そういえばもう長いこと空(青いやつです)色の空を見ていない

ももも「物語のために」(『阪大短歌』5号:2016年)


(☜9月13日(水)「学生短歌会の歌 (12)」より続く)

 

学生短歌会の歌 (13)

 

長いこと空色の空を見ていない。それは、実際に晴れた日が少ないだけであったり、活動が夜中心であったりするだけなのかもしれないが、やはり日々の中で空を眺めるような心の余裕もないことを示しているのだろう。
 

――と、ここまでならばよくある忙しない日常を表現した一首なのかもしれない。しかし、掲出歌はどうだろう。「(青いやつです)」という説明が「空色」という一語を割るかたちで、突如一首に挿入される。
 

「空色」と聞けば、まずは青空の色を浮かべるのが普通ではないのだろうか。夕焼けの赤色や、夜空の色を思い浮かべる人はほとんどいないだろう。

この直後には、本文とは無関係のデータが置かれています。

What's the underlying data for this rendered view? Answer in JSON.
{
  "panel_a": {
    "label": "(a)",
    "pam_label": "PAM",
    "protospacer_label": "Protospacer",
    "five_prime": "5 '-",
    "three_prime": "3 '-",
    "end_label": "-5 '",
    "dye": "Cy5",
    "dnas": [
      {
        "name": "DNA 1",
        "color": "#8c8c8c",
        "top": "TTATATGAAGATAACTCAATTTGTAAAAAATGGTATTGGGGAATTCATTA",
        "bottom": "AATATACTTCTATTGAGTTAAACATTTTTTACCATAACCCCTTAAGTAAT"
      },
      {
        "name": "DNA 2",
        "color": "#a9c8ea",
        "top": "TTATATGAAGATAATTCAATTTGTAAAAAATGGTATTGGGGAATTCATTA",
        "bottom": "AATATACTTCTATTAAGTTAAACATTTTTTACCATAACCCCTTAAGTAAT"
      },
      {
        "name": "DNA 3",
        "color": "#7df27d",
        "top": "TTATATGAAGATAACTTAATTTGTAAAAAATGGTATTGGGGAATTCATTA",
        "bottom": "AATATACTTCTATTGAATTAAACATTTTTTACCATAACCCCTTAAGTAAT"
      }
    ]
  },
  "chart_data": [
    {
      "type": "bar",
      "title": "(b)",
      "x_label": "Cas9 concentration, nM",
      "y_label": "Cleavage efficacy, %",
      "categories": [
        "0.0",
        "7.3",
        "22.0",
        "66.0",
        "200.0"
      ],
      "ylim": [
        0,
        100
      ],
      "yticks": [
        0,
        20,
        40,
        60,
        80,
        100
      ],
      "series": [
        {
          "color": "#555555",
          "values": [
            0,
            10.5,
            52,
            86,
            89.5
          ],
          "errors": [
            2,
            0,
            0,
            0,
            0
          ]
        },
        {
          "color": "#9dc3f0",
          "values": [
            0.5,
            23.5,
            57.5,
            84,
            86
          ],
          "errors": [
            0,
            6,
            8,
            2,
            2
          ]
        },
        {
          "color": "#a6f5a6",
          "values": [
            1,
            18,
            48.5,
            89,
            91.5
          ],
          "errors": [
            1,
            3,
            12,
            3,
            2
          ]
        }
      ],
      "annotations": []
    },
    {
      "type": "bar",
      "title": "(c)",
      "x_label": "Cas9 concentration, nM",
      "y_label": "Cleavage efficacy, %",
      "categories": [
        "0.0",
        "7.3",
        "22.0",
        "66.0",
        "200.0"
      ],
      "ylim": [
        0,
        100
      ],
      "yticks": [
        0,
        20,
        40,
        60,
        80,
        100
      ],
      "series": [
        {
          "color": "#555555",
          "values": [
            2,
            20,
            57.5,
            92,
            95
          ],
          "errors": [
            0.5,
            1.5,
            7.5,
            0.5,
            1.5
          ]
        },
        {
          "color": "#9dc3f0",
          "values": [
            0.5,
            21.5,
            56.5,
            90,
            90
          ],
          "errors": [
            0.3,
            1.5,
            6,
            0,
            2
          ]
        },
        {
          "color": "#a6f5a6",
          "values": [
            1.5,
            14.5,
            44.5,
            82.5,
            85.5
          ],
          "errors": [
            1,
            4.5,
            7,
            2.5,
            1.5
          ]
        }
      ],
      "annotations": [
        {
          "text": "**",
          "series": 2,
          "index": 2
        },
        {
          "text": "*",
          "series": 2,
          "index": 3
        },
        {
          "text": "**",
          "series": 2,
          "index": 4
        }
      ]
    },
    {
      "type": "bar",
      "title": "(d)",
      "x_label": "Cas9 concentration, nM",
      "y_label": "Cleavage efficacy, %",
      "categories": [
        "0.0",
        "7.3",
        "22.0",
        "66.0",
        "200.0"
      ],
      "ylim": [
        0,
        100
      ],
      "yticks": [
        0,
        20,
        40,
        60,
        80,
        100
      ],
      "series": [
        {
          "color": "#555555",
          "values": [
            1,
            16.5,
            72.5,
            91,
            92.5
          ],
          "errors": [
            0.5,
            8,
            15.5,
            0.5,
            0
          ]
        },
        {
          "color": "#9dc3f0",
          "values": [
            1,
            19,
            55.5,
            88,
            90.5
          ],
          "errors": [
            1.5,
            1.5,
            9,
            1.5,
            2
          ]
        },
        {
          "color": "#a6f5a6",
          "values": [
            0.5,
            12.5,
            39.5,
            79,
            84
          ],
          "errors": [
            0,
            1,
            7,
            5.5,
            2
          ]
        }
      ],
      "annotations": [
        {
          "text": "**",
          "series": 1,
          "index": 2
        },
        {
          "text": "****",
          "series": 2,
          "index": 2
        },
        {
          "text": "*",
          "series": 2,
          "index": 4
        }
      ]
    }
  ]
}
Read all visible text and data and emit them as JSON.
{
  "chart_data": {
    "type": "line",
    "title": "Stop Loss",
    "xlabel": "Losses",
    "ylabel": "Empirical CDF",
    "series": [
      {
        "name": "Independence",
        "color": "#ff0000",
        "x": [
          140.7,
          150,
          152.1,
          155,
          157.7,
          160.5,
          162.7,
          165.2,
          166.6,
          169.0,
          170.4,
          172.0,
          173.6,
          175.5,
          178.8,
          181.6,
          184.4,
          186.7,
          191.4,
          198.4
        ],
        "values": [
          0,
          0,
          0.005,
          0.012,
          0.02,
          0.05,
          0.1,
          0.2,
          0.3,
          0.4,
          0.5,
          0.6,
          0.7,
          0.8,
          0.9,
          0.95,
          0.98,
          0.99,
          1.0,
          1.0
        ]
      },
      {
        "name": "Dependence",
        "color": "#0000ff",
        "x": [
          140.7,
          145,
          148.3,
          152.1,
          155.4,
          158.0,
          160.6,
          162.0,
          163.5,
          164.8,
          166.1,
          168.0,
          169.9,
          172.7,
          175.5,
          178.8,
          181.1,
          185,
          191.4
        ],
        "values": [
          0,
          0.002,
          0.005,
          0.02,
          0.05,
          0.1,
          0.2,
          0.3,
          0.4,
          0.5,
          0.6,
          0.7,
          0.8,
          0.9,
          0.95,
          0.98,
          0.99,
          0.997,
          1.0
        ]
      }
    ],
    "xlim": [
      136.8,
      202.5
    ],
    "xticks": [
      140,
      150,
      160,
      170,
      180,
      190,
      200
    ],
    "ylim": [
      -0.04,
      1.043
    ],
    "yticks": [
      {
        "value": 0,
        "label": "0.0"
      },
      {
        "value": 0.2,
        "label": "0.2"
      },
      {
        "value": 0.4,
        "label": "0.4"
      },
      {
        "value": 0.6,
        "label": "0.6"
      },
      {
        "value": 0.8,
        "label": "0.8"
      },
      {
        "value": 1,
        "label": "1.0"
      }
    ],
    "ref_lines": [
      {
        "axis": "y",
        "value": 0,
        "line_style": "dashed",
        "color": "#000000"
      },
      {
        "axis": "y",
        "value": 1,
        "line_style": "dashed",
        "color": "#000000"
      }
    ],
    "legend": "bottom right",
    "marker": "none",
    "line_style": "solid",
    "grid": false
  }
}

けれども、誤解するかもしれない人のために、わざわざ補足を入れる。それも、「空色」という一語を言い終わらないうちに、というせっかち具合だ。なにをそんなに慌てているのか。あるいは、なぜ誤って解釈されることをそこまで恐れているのか。
 

また、空色の空を見ていない、という独白のような静かな一首は、「(青いやつです)」という註釈ひとつによって、読者を含めた他者の存在を強く意識させる。
 

掲出歌は、この二つの特徴によって、歌の内容以上に作者の性格にいやでも気が向いてしまうおもしろい一首になっている。せっかちで、誤解をおそれ、ひと目を気にしがちで……
 

一方で、この感覚はどこかSNSで流れるつぶやきにも似ているように思う。個人的な思いのつぶやきも、何がきっかけで広くシェアされるか分からない。そのために、先回りするように投稿内容に<余計な>補足が加えられ、限られた字数がさらに少なくなってゆく。
 

インターネット上を流れるさまざまな情報について「真実」とは一体何なのか、その価値を含めて問われることも多くなってきた。歌から脇道にそれつつ、そのようなことを考えずにはいられなかった。